I lean back in the chair, listening to the house settle around me. A floorboard groans somewhere upstairs, then goes quiet again. The refrigerator hum shifts pitch slightly, perhaps cooling down after a cycle ended. These are not signals; they are sounds with causes and effects that stop where they choose to. There is no conductor here, no grand score being played by the universe waiting for me to finish my solo before the music resumes.

I look at the crust I left on the plate. It has dried out a bit in the hour since I took it from the oven, its edges curling inward like little boats ready to sail into a sea that isn’t there. I pick up my pen again and draw a small circle next to the word *coffee*, then write *bread* beneath it. And maybe, just maybe, underneath that, I’ll write *today*.
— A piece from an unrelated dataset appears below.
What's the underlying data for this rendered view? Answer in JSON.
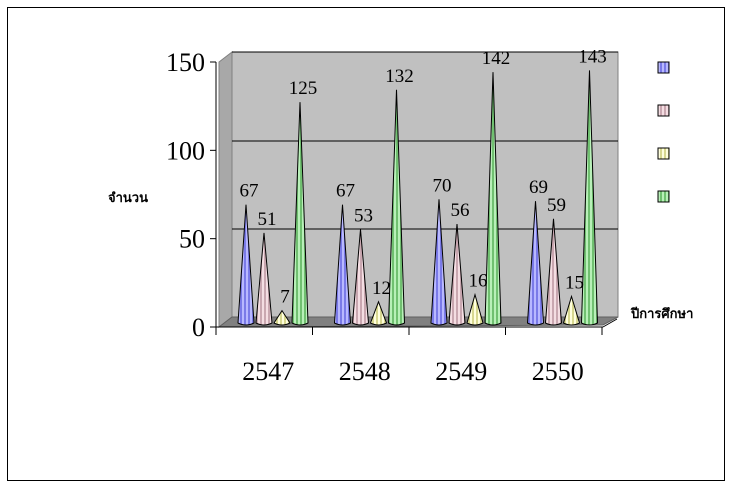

Not because today is significant in some cosmic timeline, but because this specific combination of sensations—the heat of the bag, the taste of yeast, the smell of floor wax—belongs only to this moment and this body. It cannot be replicated. It will never happen again exactly like this, with this exact light coming through these exact windows onto this exact page.

The realization doesn’t bring relief so much as a quiet hum in the chest, similar to that electric chord from the subway car but softer, warmer. I am not missing anything by accepting that the world is just… working. That keys turn locks, buses stop at stops, and bread stays warm for an hour if left in a pocket. These are not tricks of perception or failures of reality; they are the fabric itself.

I close the notebook with a soft thud and set it face down on the table, covering the black words that have started to form their own small universe here on this page. Tomorrow I can open it again and write more about the bread, or the bus ride, or the way the morning light hits the dust motes dancing in the kitchen air without trying to spell out a prophecy in their movement.

For now, the silence is enough. The bread is warm enough. And I am here, breathing, watching the city wake up through my window, one ordinary second at a time.